During his presidency, Soriano was known for being authoritative and paternalistic in managing the company. His employees described his leadership as known for having "his word was law", and that includes deciding the "flavor of the month" in Magnolia Ice Cream, one of the company's products. He was also actively involved in rebuilding San Miguel after the war and its further expansion with the acquisition of the Balintawak Beer Brewery in Polo, Bulacan.
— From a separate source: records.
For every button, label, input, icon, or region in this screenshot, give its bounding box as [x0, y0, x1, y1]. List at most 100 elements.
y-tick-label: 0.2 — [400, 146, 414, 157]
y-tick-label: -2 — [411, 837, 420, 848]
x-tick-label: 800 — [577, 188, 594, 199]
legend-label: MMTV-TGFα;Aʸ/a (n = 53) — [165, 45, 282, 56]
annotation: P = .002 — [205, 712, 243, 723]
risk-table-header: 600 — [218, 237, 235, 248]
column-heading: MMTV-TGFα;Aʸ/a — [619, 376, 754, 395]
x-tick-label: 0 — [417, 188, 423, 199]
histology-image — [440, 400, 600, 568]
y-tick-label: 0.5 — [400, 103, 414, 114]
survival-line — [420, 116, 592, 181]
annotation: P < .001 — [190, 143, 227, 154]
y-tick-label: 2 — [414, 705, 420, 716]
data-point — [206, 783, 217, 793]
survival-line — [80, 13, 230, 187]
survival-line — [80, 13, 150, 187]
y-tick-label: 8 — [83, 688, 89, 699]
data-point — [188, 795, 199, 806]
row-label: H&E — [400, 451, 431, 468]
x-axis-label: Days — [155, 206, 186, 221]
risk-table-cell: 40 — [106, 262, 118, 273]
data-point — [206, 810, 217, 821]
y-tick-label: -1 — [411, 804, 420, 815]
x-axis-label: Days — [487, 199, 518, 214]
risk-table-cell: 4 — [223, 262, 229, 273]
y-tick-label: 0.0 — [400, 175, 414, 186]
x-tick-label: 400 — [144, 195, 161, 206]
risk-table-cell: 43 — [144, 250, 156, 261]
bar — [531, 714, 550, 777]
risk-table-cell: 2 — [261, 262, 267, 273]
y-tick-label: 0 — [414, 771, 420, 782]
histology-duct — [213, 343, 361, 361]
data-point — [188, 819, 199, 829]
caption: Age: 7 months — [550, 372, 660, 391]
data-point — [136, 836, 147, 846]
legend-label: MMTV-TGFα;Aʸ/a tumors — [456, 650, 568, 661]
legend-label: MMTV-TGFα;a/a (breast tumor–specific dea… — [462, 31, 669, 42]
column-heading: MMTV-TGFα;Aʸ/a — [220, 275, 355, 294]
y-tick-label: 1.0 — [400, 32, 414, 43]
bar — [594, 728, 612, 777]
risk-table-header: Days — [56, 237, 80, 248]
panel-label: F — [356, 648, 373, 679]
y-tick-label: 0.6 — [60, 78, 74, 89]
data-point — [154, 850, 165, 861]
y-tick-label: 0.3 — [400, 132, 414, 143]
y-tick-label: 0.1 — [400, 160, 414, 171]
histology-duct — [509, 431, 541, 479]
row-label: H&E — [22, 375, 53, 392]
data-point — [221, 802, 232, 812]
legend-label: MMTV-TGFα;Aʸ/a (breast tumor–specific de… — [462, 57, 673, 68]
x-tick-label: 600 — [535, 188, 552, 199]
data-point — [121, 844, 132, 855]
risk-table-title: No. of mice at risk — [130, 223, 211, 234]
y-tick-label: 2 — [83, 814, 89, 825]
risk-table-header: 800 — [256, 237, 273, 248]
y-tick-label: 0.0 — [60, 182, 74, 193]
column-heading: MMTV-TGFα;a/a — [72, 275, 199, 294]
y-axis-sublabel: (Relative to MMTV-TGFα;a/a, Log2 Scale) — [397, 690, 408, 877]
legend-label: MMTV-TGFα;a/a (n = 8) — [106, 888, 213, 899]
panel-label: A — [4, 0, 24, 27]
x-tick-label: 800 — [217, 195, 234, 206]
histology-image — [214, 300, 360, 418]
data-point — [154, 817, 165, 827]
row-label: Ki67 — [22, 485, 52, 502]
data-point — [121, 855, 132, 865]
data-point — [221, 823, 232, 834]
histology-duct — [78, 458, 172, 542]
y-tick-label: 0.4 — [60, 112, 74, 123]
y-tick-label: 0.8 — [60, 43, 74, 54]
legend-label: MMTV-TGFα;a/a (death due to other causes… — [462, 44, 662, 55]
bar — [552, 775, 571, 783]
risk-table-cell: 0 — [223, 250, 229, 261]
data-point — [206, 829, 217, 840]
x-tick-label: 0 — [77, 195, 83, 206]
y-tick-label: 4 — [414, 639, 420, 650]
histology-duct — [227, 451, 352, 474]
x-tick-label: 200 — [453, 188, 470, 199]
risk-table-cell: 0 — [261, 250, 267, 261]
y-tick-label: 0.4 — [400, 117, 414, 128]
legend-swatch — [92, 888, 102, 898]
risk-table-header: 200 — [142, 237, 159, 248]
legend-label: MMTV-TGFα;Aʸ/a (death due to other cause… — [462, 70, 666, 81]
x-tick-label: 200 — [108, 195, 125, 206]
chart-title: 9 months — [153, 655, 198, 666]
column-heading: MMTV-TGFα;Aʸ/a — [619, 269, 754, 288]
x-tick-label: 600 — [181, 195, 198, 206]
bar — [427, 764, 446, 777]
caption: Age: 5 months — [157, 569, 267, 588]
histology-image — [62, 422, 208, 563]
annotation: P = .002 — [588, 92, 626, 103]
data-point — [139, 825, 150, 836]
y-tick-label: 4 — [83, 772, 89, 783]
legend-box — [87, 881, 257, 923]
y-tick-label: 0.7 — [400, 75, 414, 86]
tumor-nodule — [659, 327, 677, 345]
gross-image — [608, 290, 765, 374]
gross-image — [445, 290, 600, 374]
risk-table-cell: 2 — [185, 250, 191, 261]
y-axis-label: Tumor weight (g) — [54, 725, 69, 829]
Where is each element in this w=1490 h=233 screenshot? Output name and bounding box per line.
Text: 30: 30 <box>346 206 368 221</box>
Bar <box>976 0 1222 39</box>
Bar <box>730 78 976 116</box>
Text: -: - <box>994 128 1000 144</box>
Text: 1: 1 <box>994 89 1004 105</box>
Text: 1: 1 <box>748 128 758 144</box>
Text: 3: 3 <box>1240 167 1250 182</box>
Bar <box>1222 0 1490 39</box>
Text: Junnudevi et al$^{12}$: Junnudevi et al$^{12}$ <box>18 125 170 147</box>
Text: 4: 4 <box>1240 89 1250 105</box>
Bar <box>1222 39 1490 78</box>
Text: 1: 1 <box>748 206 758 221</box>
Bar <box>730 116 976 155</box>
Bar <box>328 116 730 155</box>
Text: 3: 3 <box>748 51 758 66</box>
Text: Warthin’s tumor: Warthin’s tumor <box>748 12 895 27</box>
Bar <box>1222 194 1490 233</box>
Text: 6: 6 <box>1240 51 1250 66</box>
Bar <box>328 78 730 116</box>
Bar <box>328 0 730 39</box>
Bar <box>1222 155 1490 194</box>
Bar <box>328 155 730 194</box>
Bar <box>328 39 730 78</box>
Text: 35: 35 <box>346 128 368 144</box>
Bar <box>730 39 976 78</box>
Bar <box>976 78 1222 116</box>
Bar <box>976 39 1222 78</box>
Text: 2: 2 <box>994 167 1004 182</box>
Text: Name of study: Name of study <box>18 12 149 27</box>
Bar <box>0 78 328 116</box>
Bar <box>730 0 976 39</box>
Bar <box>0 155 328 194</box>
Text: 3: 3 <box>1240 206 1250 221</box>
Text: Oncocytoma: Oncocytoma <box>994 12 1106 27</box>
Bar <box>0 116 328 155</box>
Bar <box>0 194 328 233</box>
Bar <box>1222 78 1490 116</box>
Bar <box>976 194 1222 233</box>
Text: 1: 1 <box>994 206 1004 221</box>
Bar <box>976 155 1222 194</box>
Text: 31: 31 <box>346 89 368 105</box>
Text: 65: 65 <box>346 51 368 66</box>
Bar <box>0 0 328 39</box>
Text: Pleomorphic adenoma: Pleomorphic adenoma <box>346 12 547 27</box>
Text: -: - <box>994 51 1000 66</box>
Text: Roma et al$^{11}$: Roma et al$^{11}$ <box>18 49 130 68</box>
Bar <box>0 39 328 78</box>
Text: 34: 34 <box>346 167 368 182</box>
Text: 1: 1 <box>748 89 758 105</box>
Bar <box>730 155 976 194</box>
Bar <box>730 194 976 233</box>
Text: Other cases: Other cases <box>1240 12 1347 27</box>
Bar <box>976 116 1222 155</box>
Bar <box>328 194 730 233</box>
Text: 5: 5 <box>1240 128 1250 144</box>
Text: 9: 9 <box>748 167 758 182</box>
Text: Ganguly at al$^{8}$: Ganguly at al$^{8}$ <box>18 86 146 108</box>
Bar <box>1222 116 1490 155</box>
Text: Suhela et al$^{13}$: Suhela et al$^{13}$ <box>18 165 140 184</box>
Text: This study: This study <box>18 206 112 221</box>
===A. Soriano Corporation (ANSCOR)===

In the 1930s, Soriano established A. Soriano Corporation (ANSCOR) as a holding company for his investments outside of San Miguel. Initially, ANSCOR concentrated on natural resources and basic industries, investing in Atlas Consolidated Mining and Development Corporation, Phelps Dodge Philippines and Atlas Fertilizer Corporation. ANSCOR also went into insurance; gold mining (Antamok Mining, which together with the companies of John Hausserman and Jan Hendrik Marsman, made the Philippines second only to California as the top gold producer of the world); oil exploration (Philippine Oil Development Company, Inc.); airline (Philippine Airlines); copper mining (Atlas Consolidated); copper wire manufacture (Phelps Dodge Philippines); fertilizer from pyrite (Atlas Fertilizer); logging and lumber (Bislig Bay Lumber); paper manufacture (Paper Industries Corporation of the Philippines (PICOP)); fluorescent lamps and incandescent light bulbs (Philippine Electrical Manufacturing Company (PEMCO)); jute bags (Industrial Textiles Manufacturing Company of the Philippines, Inc. (ITEMCOP)); steel drums (Rheem Philippines); newspapers (The Philippines Herald) and broadcasting (DZTV Channel 13). Atlas Consolidated grew to be the largest copper mine of its time in the Far East and one of the ten largest copper mines in the world.

==Citizenship==
He was a Spanish citizen and leader of the Philippine Falange during the late 1930s until he applied for Filipino citizenship.

After becoming a Filipino citizen, Soriano served as secretary of finance, agriculture and commerce during the wartime cabinet of the Quezon administration. Soriano also served with USAFFE and later as a colonel on General Douglas MacArthur's staff in the Southwest Pacific Theater.

He was granted American citizenship for his wartime services and remained an American citizen until his death.

==Death==

Soriano died on December 30, 1964, at Massachusetts General Hospital in Boston, Massachusetts.